The difference: After another extremely aggressive promotion to AA, Ronny Cedeno started to hit, kind of—a .279/.328/.401 line, roughly average for the Southern League. So he was promoted again, and in 65 AAA games the next year our still-young-for-his-league 22-year-old hit .355/.403/.518.
His big seasons were really big half-seasons
Ronny Cedeno was always promoted at the right moment; his brilliant half-season was even a little shorter than it normally would have been, thanks to an April promotion in which the Cubs decided the best thing for their 22-year-old shortstop-of-the-future was to spend two weeks on the big league bench as a pinch hitter. By the time he stuck for good he had 275 plate appearances to show for his breakout season.
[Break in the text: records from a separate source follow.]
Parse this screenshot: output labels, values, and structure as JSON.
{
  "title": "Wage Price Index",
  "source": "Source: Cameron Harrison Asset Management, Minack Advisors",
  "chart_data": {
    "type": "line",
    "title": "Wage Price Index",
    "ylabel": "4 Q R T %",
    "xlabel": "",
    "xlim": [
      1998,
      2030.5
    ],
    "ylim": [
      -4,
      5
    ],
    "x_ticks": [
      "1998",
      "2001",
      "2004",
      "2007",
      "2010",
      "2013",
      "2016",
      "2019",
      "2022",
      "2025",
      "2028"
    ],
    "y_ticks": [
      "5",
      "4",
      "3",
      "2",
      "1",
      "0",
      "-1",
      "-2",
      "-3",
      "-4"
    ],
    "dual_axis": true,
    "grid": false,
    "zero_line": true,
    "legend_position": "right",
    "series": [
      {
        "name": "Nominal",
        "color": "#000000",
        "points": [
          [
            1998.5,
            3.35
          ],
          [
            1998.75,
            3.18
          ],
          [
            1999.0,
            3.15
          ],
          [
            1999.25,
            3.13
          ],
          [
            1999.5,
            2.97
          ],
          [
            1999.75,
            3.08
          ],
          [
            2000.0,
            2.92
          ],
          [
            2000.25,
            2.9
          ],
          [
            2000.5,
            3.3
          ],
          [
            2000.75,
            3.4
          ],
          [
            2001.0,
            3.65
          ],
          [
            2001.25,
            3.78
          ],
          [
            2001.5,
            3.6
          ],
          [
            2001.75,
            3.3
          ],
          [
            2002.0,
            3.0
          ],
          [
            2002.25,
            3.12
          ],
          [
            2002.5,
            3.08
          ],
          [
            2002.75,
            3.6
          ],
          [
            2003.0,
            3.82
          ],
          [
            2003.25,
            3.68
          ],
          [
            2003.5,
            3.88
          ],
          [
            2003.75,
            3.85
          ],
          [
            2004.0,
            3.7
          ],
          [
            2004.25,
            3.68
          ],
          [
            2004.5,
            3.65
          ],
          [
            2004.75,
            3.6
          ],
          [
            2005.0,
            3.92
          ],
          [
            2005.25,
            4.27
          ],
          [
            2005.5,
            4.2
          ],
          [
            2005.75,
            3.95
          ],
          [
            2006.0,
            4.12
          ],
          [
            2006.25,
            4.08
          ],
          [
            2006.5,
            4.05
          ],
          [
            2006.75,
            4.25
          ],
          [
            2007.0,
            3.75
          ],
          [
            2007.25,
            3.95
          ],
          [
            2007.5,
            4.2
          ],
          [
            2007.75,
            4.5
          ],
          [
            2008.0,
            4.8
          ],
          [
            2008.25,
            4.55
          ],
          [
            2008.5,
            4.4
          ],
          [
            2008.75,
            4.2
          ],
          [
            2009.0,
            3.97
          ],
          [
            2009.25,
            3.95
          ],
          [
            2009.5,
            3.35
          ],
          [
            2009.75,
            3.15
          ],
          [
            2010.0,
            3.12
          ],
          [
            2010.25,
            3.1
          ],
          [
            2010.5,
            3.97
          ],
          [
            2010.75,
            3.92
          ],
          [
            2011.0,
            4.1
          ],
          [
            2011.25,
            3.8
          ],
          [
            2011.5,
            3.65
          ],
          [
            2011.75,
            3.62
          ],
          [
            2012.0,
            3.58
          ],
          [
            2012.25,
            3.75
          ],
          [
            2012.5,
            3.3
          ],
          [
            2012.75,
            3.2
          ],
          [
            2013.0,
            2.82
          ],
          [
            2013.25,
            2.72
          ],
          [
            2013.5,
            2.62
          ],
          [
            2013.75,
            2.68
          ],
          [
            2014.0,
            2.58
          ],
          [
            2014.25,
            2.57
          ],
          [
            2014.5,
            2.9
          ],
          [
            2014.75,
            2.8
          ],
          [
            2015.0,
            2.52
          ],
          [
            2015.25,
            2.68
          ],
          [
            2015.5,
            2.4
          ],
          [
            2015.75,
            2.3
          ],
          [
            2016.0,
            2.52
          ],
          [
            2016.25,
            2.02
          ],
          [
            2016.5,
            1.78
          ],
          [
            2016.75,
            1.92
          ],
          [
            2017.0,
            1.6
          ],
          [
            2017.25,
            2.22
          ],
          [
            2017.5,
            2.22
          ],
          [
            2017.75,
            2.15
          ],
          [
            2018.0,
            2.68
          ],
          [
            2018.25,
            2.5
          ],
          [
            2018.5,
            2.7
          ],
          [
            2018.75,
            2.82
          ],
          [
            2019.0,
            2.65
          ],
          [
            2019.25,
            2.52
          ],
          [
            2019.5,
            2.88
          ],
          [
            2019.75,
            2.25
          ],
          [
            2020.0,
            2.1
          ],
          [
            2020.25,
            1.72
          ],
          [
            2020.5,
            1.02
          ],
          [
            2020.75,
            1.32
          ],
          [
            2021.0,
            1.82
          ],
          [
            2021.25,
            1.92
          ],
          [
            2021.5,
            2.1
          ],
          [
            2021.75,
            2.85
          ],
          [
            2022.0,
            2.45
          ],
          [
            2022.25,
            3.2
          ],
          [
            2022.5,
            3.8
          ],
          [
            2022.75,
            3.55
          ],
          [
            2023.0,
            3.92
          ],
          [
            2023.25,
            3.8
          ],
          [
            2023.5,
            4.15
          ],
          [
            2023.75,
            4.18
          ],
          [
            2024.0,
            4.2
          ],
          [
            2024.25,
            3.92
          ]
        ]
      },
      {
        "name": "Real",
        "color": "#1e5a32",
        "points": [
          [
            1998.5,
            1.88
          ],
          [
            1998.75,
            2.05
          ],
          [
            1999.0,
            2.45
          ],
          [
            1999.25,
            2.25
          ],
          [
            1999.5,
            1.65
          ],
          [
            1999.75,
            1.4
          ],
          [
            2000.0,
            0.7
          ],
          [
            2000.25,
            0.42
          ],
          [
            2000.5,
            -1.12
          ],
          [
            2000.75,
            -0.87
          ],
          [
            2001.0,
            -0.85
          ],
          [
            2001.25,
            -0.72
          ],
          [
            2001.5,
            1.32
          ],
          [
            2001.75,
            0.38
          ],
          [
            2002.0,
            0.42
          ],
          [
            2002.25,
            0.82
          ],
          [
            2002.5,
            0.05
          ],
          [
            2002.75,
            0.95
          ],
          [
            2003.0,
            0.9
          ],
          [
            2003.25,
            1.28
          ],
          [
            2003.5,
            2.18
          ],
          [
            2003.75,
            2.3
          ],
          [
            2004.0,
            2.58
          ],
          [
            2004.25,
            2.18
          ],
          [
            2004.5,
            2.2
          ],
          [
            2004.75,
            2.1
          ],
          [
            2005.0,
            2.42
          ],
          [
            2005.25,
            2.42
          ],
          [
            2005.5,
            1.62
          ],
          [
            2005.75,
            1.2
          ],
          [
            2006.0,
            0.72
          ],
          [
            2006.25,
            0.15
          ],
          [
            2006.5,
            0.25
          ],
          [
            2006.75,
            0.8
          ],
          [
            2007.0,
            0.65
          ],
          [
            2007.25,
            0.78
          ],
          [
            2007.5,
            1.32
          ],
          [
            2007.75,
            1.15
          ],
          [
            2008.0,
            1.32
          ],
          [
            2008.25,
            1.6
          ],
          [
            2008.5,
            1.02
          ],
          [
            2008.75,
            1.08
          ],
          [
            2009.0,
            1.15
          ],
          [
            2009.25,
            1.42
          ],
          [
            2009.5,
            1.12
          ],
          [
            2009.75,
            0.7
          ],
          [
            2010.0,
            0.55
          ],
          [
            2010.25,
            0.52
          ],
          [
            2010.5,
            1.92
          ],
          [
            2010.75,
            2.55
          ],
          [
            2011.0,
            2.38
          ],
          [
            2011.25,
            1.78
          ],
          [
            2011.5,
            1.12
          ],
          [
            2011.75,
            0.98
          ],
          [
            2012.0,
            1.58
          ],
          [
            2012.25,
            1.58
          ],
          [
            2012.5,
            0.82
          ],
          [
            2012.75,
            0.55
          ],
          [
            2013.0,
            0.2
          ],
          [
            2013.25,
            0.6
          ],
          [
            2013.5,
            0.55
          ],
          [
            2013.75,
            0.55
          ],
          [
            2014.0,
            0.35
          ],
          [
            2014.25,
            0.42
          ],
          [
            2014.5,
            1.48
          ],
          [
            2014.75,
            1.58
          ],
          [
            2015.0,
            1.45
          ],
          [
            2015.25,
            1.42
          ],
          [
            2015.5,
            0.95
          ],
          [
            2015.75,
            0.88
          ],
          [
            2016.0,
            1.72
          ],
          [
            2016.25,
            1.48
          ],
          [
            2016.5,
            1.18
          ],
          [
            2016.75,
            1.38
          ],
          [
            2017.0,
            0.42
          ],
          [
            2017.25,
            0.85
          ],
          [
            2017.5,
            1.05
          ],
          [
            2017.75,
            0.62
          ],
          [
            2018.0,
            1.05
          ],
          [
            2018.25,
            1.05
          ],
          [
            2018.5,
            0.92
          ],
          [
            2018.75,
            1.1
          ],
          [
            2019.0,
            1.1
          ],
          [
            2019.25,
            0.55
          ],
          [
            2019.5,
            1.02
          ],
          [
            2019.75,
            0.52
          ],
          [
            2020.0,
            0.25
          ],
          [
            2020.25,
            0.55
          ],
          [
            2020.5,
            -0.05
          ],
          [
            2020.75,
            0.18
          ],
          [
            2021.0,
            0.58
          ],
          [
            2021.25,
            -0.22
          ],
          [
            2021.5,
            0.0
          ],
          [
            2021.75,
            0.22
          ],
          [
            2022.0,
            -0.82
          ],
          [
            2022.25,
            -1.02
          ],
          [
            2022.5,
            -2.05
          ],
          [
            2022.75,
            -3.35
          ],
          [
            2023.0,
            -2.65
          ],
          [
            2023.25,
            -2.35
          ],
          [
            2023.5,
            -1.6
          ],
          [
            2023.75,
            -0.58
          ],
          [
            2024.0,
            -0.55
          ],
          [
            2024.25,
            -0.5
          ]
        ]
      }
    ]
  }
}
That year—the inarguable peak of his prospect-dom—he even broke his hand at the right moment; his season ended when he was hit by a pitch on September 10, his batting average hung precisely at .300 after a 3-5 game the night before.
His skills were more stereotype than substance
When a prospect hasn't hit very much and you haven't seen him it's really easy to let your generic picture of the kind of player he is fill in a lot of the details you can't actually know. I think it's related to that broadcaster phenomenon whereby every catcher who hits under .225 is a defensive whiz—that's how defensive whizzes usually hit, and they're playing him, after all, so—
I'll admit to doing this with Ryan Jackson. I have, thanks to Pete Kozma's big September, almost no idea what it actually looks like when Ryan Jackson plays his above-average defense. But people have said he does, and he doesn't hit all that well, so, okay.
Ronny Cedeno was supposed to be a defensive whiz. I haven't dug up a lot of first-hand scouting reports to that effect, but you see it all over the secondary talk about him. Why was he supposed to be a defensive whiz? Well, he was an international free agent, and the Cubs were promoting him aggressively despite some really terrible hitting numbers, and everyone believed regardless that he was an excellent prospect. When he suddenly hit for average, the vague outlines of the prospect changed: Oh, he's one of those good defensive shortstops who also hits for average.
As it turns out, Cedeno's been just a little below average at the position from the moment he arrived. It's easy enough to not dream on teenagers with .600 OPSes, or players who put together two outstanding months, but this is the hard one for me to keep track of. We spend so much time thinking about prospects we never see that it's important to keep track of the the difference between what you've come to believe from watching them play or looking at their stats and what you've come to believe from laying their stats over a fuller picture you've already imagined.